Festival-Nachbericht

Watt En Schlick 2018


Das Watt En Schlick 2018 ist Geschichte. Auch mit ein bisschen Abstand zu den drei tollen Tagen am Dangaster Deich ist es schwer, etwas Negatives auszumachen. Das Haar in der Suppe zu suchen (und zu finden) gehört zu den Aufgaben eines Journalisten – insofern könnte man davon sprechen, dass das Wochenende ein echt hartes war; mit einer Suppe, so rein wie der blaue Himmel über dem Jadebusen. Organisation top, Essen top, Atmosphäre top. Nichts anderes hatte man erwartet, nachdem das Festival schon in den vergangenen Jahren durchweg gelobt worden war. Der Unterschied in diesem Jahr: Sogar das Wetter spielte mit. Die Sonne schien, die Möwen kreisten und ganz nebenbei gab es Musik zu hören.

Wenn es überhaupt einen Schwachpunkt gab, dann war es das Line-up. Das konnte nicht mithalten mit der ausgelassen guten Stimmung und dem großartigen Drumherum.

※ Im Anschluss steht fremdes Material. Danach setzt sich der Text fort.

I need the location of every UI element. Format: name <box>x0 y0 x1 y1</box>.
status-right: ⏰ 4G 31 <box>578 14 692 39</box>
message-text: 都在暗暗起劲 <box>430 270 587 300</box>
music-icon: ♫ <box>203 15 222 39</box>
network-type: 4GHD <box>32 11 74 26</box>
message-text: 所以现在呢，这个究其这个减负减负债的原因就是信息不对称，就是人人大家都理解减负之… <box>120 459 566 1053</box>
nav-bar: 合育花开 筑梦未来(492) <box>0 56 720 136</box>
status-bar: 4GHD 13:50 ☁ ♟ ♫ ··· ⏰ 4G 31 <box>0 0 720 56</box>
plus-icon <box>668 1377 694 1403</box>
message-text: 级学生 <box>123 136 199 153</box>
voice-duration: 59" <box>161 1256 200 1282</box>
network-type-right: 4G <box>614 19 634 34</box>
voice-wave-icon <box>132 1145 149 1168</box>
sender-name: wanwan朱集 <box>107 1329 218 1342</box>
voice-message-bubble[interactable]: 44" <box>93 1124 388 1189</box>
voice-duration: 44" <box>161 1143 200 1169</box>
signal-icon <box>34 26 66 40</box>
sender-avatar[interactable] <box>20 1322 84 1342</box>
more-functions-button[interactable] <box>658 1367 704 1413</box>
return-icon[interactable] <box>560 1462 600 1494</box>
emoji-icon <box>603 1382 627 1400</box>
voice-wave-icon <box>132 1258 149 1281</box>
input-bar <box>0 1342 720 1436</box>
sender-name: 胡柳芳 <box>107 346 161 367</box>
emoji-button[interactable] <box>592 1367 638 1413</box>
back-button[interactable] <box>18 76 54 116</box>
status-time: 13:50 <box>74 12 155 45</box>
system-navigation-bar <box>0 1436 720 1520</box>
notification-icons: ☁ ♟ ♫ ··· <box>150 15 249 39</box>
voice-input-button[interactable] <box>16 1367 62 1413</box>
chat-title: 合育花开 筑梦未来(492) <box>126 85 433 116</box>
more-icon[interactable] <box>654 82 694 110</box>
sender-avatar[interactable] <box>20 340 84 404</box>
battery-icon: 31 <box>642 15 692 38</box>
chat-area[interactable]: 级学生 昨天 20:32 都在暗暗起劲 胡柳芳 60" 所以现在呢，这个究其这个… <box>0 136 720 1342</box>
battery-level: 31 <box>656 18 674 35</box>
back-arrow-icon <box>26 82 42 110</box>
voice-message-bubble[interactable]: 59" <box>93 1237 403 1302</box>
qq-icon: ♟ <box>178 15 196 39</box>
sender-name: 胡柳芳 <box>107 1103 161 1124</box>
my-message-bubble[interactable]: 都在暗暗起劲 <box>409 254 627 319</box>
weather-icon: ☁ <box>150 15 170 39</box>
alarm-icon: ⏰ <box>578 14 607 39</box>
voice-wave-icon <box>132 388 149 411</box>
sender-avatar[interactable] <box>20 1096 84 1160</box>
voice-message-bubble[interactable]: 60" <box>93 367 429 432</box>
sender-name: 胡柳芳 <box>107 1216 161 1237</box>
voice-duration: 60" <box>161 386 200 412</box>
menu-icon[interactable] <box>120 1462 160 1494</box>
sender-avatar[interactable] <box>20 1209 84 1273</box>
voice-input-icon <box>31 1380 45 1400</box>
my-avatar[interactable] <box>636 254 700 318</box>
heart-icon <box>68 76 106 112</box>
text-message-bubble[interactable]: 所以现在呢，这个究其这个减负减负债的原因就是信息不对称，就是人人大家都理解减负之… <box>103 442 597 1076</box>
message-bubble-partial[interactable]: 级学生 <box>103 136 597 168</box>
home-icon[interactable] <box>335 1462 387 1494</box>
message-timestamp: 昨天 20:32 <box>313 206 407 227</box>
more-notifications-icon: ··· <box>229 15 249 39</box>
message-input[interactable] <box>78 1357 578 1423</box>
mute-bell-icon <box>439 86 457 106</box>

Es mangelte an Gute-Laune-Truppen. Klingt irgendwie paradox, und trotzdem: Gerne mal verschrien, wäre eine Band wie The Sounds oder Flogging Molly eine nette Abwechslung gewesen zu den vielen doch eher ruhigeren und/oder pathetischeren Vertretern ihrer Zunft. Nimmt man zum Beispiel Sam Vance-Law, dann merkte man zum einen, dass der Mann für die Musik lebt und zum anderen, dass er ein Anliegen hat. Seine sexuelle Orientierung – Vance-Law ist schwul – thematisierte er ganz offen auf der Bühne. Das war einerseits cool, andererseits überspannte er den Bogen mit einem Titel wie "I Want To Sleep With Myself". Dieser Narzismus, von dem nicht klar ist, wie viel Ironie darin steckt, ist auf einem liberalen Festival in einem liberalen Dorf in einer liberalen Region irgendwie unnötig.

Während Tocotronic als Headliner am Sonntagabend mit dem Abschluss-Set über jeden Zweifel erhaben waren, schieden sich an Haiyti und Fat Freddy's Drop die Geister. Nach Moop Mama und Meute in den Vorjahren war Fat Freddy's Drop schon die dritte Band mit Blechblasinstrumenten in einem hohen Slot – Abwechslung sieht anders aus. Dass beide überhaupt den Status des Headliners hatten, überraschte manchen, würden sie doch bei anderen Festivals eher am Nachmittag auftauchen. Doch beim Watt En Schlick ticken die Uhren anders, was wiederum die Künstler honorieren. Man merkt ihnen an, dass sie hier gerne auftreten, für manche ist es sogar eine Herzensangelegenheit, wie zum Beispiel für Käptn Peng. Merkwürdig kühl wirkte da das Set von Joan As Police Woman, obwohl sie den Slot vor dem Headliner spielte, goldener Sonnenuntergang über dem Meer inklusive. Noch so ein Fall, bei dem man sich fragte, ob da nicht besser eine etwas fröhlichere Band aufgetreten wäre.


Juse Ju // Foto-Credit: Mischa Karth

Wie es geht, zeigten Parcels am Sonnabend. Ihnen war die Freude anzumerken, was wiederum das Publikum freute. Das Sonnenlicht brach sich im Glitzervorhang und in den Retro-Klamotten der Australier, die bereits das zweite Mal das Watt En Schlick beehrten. Und gerne ein weiteres Mal kommen dürfen. Andere Stammgäste blieben diesmal fern: Rocko Schamoni, Heinz Strunk und Jacques Palminger waren 2018 leider nicht dabei. Richtig gute Lesungen gibt es trotzdem. Zum Beispiel mit $ick. Der Grimme-Online-Award-Gewinner berichtete kurzweilig und humorvoll über seine krimininelle Drogenvergangenheit. Dass er dabei ziemlich dick auftrug, tat der Sache keinen Abbruch.

Lobend erwähnt sei noch Juse Ju mit einem tollen Set auf der Palette. Flowin Immo war natürlich auch mit von der Partie, bastelte unter anderem spontan krachende Beats auf das Wörtchen "Bier" – bitte mehr davon! Angesichts des sehr starken Absatzes an Tickets unmittelbar nach Ende des Festivals – nach zwei Tagen waren bereits 4000 Karten weg – honorierten die Besucher einmal mehr das Gesamtpaket "Watt En Schlick", auch trotz des bislang schwächsten Line-up. Auf das nächste Jahr darf man entsprechend gespannt sein.